3 Dinge, die jedes Unternehmen über KI wissen muss – bevor es zu spät ist
Jeder spricht über KI, aber nicht jeder versteht, was KI ist. KI, oder künstliche Intelligenz, bezieht sich auf Technologien, die es Maschinen ermöglichen, Aufgaben auszuführen, die traditionell menschliches Denken erforderten – wie Lesen, Schreiben, Informationen analysieren und Entscheidungen treffen.
Eine besonders leistungsstarke Form der KI ist heute das große Sprachmodell (LLM), das auf riesigen Textmengen trainiert ist und es ihm ermöglicht, menschliche Sprache zu verstehen und zu erzeugen. Dies macht es zum Motor hinter beliebten Tools wie Chatbots und KI-Schreibassistenten.
1) Etablierung einer klaren internen KI-Politik
Wenn Ihr Unternehmen keine KI-Politik hat, dann ist Ihre Politik effektiv: „Verwenden Sie es, wie Sie wollen.“ Eine kluge Vorgehensweise besteht darin, eine klare interne KI-Politik zu etablieren, die die Grundregeln für den verantwortungsvollen Einsatz festlegt. Fragen, die Sie bei der Erstellung Ihrer internen KI-Politik stellen sollten, sind:
- Welche Geschäftsbereiche nutzen Mitarbeiter derzeit KI?
- Welche KI-Tools sind genehmigt und wer entscheidet darüber?

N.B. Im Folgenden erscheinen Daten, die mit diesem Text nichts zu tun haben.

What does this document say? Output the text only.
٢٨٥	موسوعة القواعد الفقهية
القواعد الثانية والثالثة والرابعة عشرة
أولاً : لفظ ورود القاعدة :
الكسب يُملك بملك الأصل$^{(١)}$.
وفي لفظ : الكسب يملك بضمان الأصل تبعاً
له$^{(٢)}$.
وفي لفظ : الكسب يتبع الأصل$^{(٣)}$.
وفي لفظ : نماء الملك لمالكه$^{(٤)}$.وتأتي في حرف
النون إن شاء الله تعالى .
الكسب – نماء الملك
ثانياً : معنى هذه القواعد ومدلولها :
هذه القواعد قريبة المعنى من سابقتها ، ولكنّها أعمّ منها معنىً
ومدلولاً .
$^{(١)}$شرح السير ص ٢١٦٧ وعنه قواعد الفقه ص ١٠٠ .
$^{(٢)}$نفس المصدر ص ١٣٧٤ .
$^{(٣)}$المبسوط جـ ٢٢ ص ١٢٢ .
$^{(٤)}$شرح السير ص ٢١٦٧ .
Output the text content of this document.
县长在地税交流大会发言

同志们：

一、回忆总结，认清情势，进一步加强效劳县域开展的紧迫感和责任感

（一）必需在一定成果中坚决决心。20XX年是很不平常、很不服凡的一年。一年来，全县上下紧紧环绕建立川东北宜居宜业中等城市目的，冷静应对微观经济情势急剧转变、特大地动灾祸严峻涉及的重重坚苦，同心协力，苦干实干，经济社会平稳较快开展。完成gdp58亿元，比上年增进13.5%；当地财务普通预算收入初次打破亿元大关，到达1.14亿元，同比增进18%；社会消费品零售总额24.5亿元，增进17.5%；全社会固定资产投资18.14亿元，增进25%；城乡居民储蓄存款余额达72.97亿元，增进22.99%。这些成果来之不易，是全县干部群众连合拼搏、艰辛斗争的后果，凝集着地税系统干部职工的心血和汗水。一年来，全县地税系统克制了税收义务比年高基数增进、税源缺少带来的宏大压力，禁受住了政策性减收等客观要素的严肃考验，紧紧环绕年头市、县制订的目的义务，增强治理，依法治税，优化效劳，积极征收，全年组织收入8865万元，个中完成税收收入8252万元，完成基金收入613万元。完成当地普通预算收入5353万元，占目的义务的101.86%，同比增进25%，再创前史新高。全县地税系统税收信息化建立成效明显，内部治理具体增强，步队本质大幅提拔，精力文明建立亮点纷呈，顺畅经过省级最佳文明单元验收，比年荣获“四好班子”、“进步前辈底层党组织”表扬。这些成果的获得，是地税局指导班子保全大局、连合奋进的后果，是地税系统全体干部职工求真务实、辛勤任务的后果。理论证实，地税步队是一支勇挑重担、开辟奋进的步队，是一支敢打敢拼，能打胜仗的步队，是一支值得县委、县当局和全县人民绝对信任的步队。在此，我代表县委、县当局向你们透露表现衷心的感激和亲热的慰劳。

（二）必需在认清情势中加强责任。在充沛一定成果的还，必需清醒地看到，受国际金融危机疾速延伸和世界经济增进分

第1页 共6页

- Welche Daten dürfen in KI-Tools eingegeben werden?
- Wer ist verantwortlich für die Überprüfung und Genehmigung von KI-generierten Ergebnissen?
- Wie sollten Mitarbeiter Fehler oder unerwartete Ergebnisse melden?
2) Vorsicht bei der Nutzung öffentlicher KI-Tools
Öffentlich verfügbare KI-Tools sind verlockend, da sie leistungsstark und einfach zu verwenden sind. Allerdings können sie mit versteckten Kosten für Ihr Unternehmen verbunden sein, insbesondere in Bezug auf Ihre Daten. Wenn vertrauliche Informationen in ein öffentliches KI-Modell eingegeben werden, kann dies rechtliche Konsequenzen haben.
Bei der Bewertung eines KI-Anbieters sollten Unternehmen folgende Fragen stellen:
- Nutzt dieser Anbieter meine Daten zur Schulung seiner Modelle?
- Wem gehören die Ergebnisse, die die KI generiert?
- Was passiert mit meinen Daten, wenn ich die Beziehung beende?
3) Verantwortung und menschliche Aufsicht
Die rechtlichen Rahmenbedingungen in Bezug auf KI sind noch im Fluss, aber eines ist klar: Unternehmen können sich nicht einfach auf die KI berufen, um die Verantwortung zu umgehen. Wenn etwas schiefgeht, liegt die Verantwortung beim Unternehmen. Es ist wichtig, menschliche Kontrollpunkte einzuführen, insbesondere bei wichtigen Entscheidungen.
Fragen, die Unternehmen in diesem Zusammenhang berücksichtigen sollten, sind:
- Gibt es menschliche Kontrollpunkte für KI-gestützte Entscheidungen?
- Wer ist berechtigt, KI zu nutzen, und für welche Aufgaben?
- Gibt es einen Vorfallreaktionsplan für den Fall, dass etwas schiefgeht?
Fazit
Künstliche Intelligenz verändert die Geschäftswelt rasch, bringt jedoch auch Verantwortlichkeiten mit sich. Durch die Festlegung klarer interner Richtlinien, eine sorgfältige Auswahl der KI-Anbieter und die Gewährleistung einer starken menschlichen Aufsicht können Unternehmen das Potenzial der KI nutzen und gleichzeitig Risiken minimieren.